2. Get into some ‘pre-hab’
Recovery from a joint replacement actually starts well before the surgery itself. Ask your doctor about seeing a physiotherapist or exercise physiologist for some ‘pre-habilitation’.
“Muscles can waste a bit around arthritic joints, and then the surgery can make for some further temporary weakness on top of that,” says Dr Wallace. “Pre-hab is about trying to restore some of the strength to the de-conditioned muscles around your joint, to help make the rehabilitation process a bit easier. You might also strengthen some other important muscles – like your core and upper body – which can make it easier to get around on a walking stick after the procedure.”
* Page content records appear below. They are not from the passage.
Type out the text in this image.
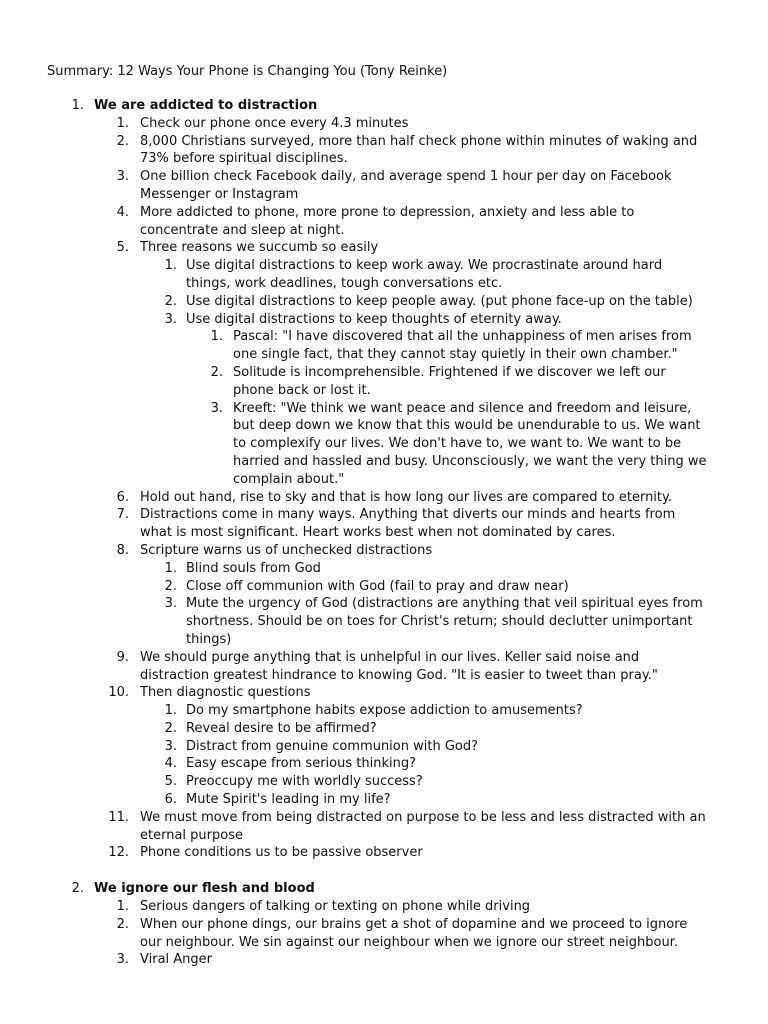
Summary: 12 Ways Your Phone is Changing You (Tony Reinke)
1. We are addicted to distraction
1. Check our phone once every 4.3 minutes
2. 8,000 Christians surveyed, more than half check phone within minutes of waking and 73% before spiritual disciplines.
3. One billion check Facebook daily, and average spend 1 hour per day on Facebook Messenger or Instagram
4. More addicted to phone, more prone to depression, anxiety and less able to concentrate and sleep at night.
5. Three reasons we succumb so easily
1. Use digital distractions to keep work away. We procrastinate around hard things, work deadlines, tough conversations etc.
2. Use digital distractions to keep people away. (put phone face-up on the table)
3. Use digital distractions to keep thoughts of eternity away.
1. Pascal: "I have discovered that all the unhappiness of men arises from one single fact, that they cannot stay quietly in their own chamber."
2. Solitude is incomprehensible. Frightened if we discover we left our phone back or lost it.
3. Kreeft: "We think we want peace and silence and freedom and leisure, but deep down we know that this would be unendurable to us. We want to complexify our lives. We don't have to, we want to. We want to be harried and hassled and busy. Unconsciously, we want the very thing we complain about."
6. Hold out hand, rise to sky and that is how long our lives are compared to eternity.
7. Distractions come in many ways. Anything that diverts our minds and hearts from what is most significant. Heart works best when not dominated by cares.
8. Scripture warns us of unchecked distractions
1. Blind souls from God
2. Close off communion with God (fail to pray and draw near)
3. Mute the urgency of God (distractions are anything that veil spiritual eyes from shortness. Should be on toes for Christ's return; should declutter unimportant things)
9. We should purge anything that is unhelpful in our lives. Keller said noise and distraction greatest hindrance to knowing God. "It is easier to tweet than pray."
10. Then diagnostic questions
1. Do my smartphone habits expose addiction to amusements?
2. Reveal desire to be affirmed?
3. Distract from genuine communion with God?
4. Easy escape from serious thinking?
5. Preoccupy me with worldly success?
6. Mute Spirit's leading in my life?
11. We must move from being distracted on purpose to be less and less distracted with an eternal purpose
12. Phone conditions us to be passive observer
2. We ignore our flesh and blood
1. Serious dangers of talking or texting on phone while driving
2. When our phone dings, our brains get a shot of dopamine and we proceed to ignore our neighbour. We sin against our neighbour when we ignore our street neighbour.
3. Viral Anger
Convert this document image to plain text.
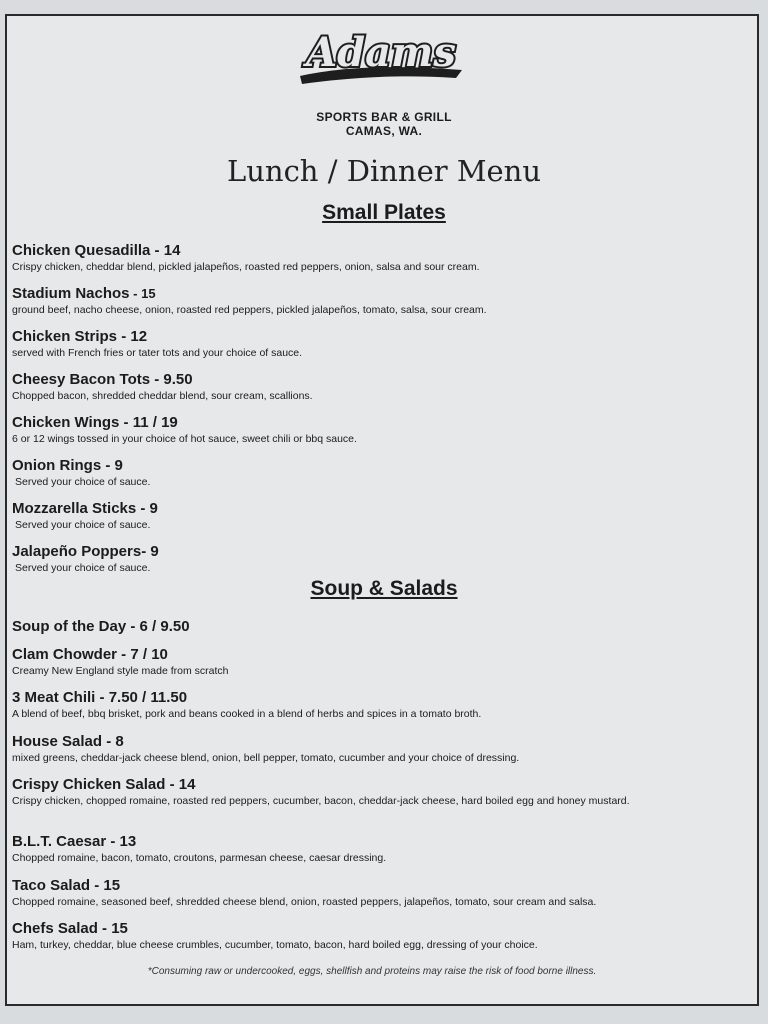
Adams
SPORTS BAR & GRILL
CAMAS, WA.
Lunch / Dinner Menu
Small Plates
Chicken Quesadilla - 14
Crispy chicken, cheddar blend, pickled jalapeños, roasted red peppers, onion, salsa and sour cream.
Stadium Nachos - 15
ground beef, nacho cheese, onion, roasted red peppers, pickled jalapeños, tomato, salsa, sour cream.
Chicken Strips - 12
served with French fries or tater tots and your choice of sauce.
Cheesy Bacon Tots - 9.50
Chopped bacon, shredded cheddar blend, sour cream, scallions.
Chicken Wings - 11 / 19
6 or 12 wings tossed in your choice of hot sauce, sweet chili or bbq sauce.
Onion Rings - 9
Served your choice of sauce.
Mozzarella Sticks - 9
Served your choice of sauce.
Jalapeño Poppers- 9
Served your choice of sauce.
Soup & Salads
Soup of the Day - 6 / 9.50
Clam Chowder - 7 / 10
Creamy New England style made from scratch
3 Meat Chili - 7.50 / 11.50
A blend of beef, bbq brisket, pork and beans cooked in a blend of herbs and spices in a tomato broth.
House Salad - 8
mixed greens, cheddar-jack cheese blend, onion, bell pepper, tomato, cucumber and your choice of dressing.
Crispy Chicken Salad - 14
Crispy chicken, chopped romaine, roasted red peppers, cucumber, bacon, cheddar-jack cheese, hard boiled egg and honey mustard.
B.L.T. Caesar - 13
Chopped romaine, bacon, tomato, croutons, parmesan cheese, caesar dressing.
Taco Salad - 15
Chopped romaine, seasoned beef, shredded cheese blend, onion, roasted peppers, jalapeños, tomato, sour cream and salsa.
Chefs Salad - 15
Ham, turkey, cheddar, blue cheese crumbles, cucumber, tomato, bacon, hard boiled egg, dressing of your choice.
*Consuming raw or undercooked, eggs, shellfish and proteins may raise the risk of food borne illness.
3. Maintain a healthy weight
It’s never a bad idea to lose some weight if you’re carrying a few extra kilos, but especially when you’re preparing for joint replacement surgery. Even losing five or ten percent of your bodyweight can reduce the risk of complications arising during the procedure. Going forward, the less weight you’re carrying, the less pressure will be on your new joint and the longer it will last.
4. Prepare your home
Don’t wait until after surgery to make sure your house is in a suitable condition for a period of rest and recovery. To prevent falls, tidy up any loose rugs, cords and other tripping hazards both inside and outside the house.
Dr Wallace suggests that, “you’ll also want to minimise the number of stairs you have to climb, and it might be a good idea to rent some equipment. A toilet seat raiser and a rail in the bathroom or shower can help.”
“And to some degree with knees, but definitely with hips, you want to avoid sitting in very low positions where your hip is flexed below 90 degrees. If you have a low-slung lounge suite you might consider renting an adjustable chair with some arm rests just to be safe.”
5. Ask your loved ones for support
For that initial period after surgery, you’re not going to be mobile enough to do much more than move around the house. This is a great time for a loved one or relative to step in where possible – ask them if they’d be willing to assist with things like cleaning, shopping and other errands for the first fortnight or so.